Culture

Two American Tourists Arrested for Vandalizing Colosseum

Two American female tourists were arrested by Roman police for carving their initials into a wall in the ancient Colosseum.

The young women, aged 21 and 25, were released on their own recognizance by a Roman court. They will be charged with aggravated damage to a monument.

The Associated Press reports:

Their names or hometowns were not released by police.

Iacobone said the young women apologized for the vandalism, but he said such acts “are extremely serious. No one considers the damage they are creating.”

“They have carved their names into ancient stone. It is not like writing with a pen, and then afterward it can be cleaned up,” he said.

A Russian tourist who carved his initials into the Colosseum in November was handed a four-month suspended sentence and a fine of 20,000 euros ($21,270) after opting for a speedy trial. It was the fifth such act of vandalism by tourists last year, including a Canadian tourist who tried to steal a piece of stone from the Colosseum hidden in his backpack.

Union leaders have complained about the lack of personnel to properly monitor Rome’s archaeological treasures — with increasing numbers of visitors seeking to leave their trace on antiquity, causing irreparable damage.

With thousands of tourists visiting the monument each day and many hidden corners, Iacobone said it was impossible to monitor everyone’s actions.

With the Islamic State gleefully bulldozing ancient towns of immense historical significance in Iraq, the care of our history has become of vital concern. Acid rain in Athens is eating away at 2500-year-old structures. Air pollution in Rome is disfiguring some of the most beautiful public art in the world, causing all that marble in statues, fountains, and facades to soften and eventually crack.

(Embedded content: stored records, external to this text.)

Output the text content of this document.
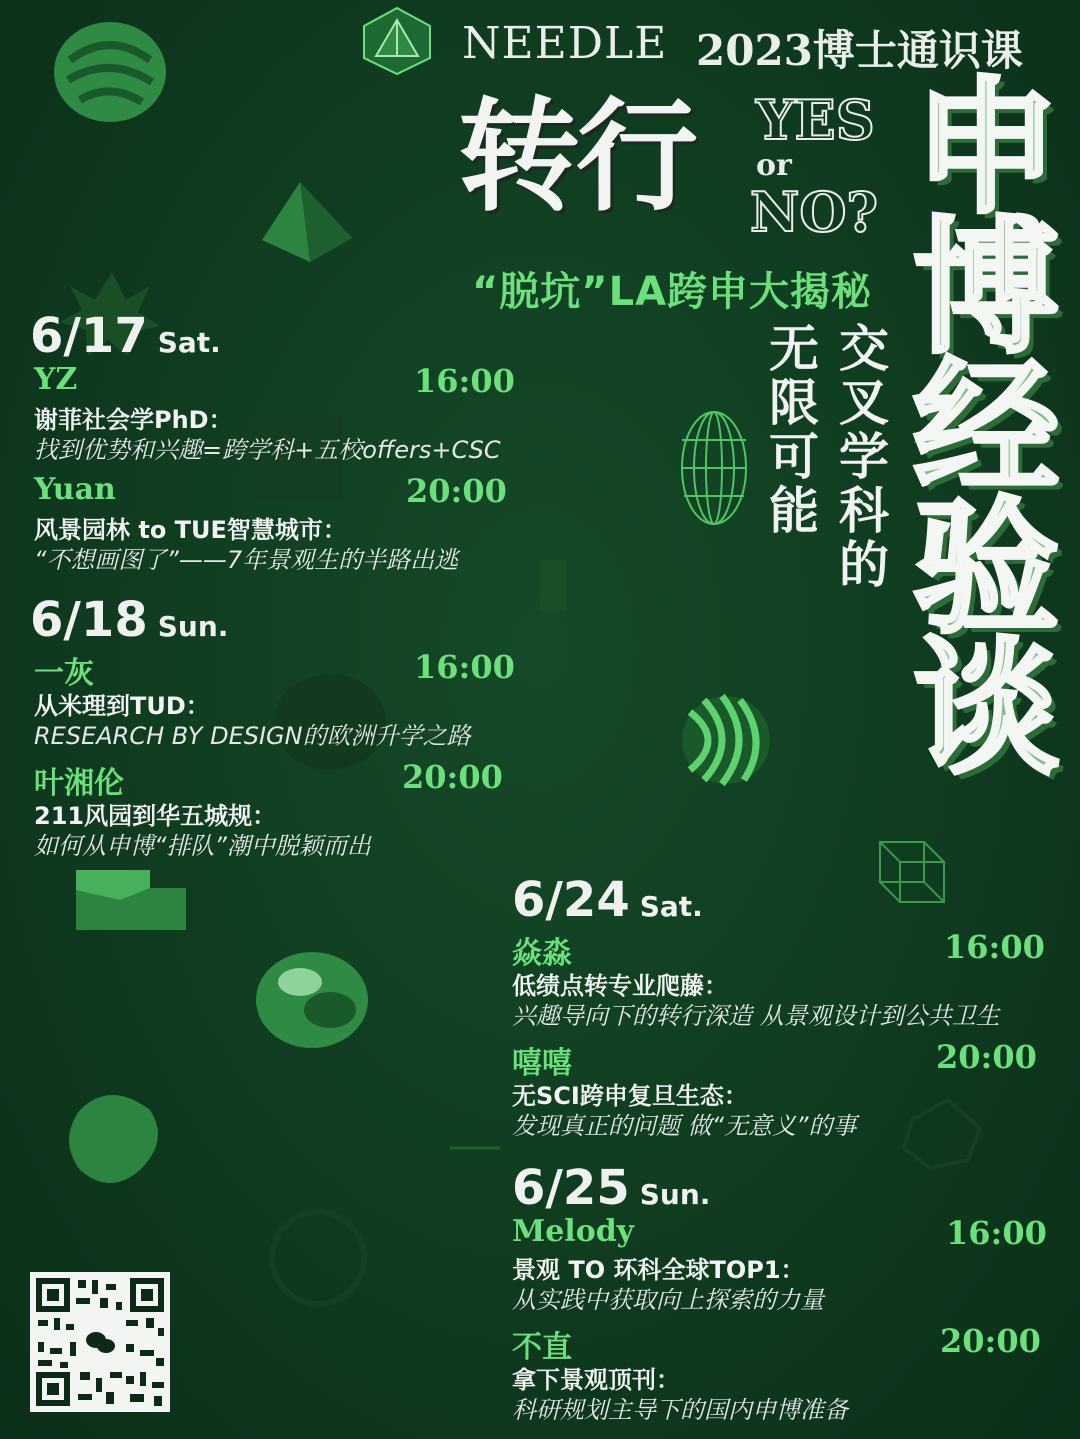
NEEDLE 2023博士通识课
转行 YES
or
NO?
“脱坑”LA跨申大揭秘
交叉学科的
无限可能 申博经验谈
6/17 Sat.
YZ	16:00
谢菲社会学PhD：
找到优势和兴趣=跨学科+五校offers+CSC
Yuan	20:00
风景园林 to TUE智慧城市：
“不想画图了”——7年景观生的半路出逃
6/18 Sun.
一灰	16:00
从米理到TUD：
RESEARCH BY DESIGN的欧洲升学之路
叶湘伦	20:00
211风园到华五城规：
如何从申博“排队”潮中脱颖而出
6/24 Sat.
焱淼	16:00
低绩点转专业爬藤：
兴趣导向下的转行深造 从景观设计到公共卫生
嘻嘻	20:00
无SCI跨申复旦生态：
发现真正的问题 做“无意义”的事
6/25 Sun.
Melody	16:00
景观 TO 环科全球TOP1：
从实践中获取向上探索的力量
不直	20:00
拿下景观顶刊：
科研规划主导下的国内申博准备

In our own country, historical sites, houses, and structures are being sacrificed for new homes or office parks. Developers wanted to give part of the Bull Run Civil War battlefield over to a highway, which would have encouraged more development. Despite the best efforts of local and national preservation groups, we are still losing historical sites to development.

The two young women arrested in Rome were not intentionally destructive. They simply didn’t think. They will learn an expensive lesson, but what about us? What are we learning about how to treasure and preserve our history?

It has been said that nations will be as environmentally friendly only as much as they can afford to be. In the very near future, we are going to have to decide how much of our cultural and historical heritage we are prepared to lose forever in lieu of doing what it takes to safeguard them.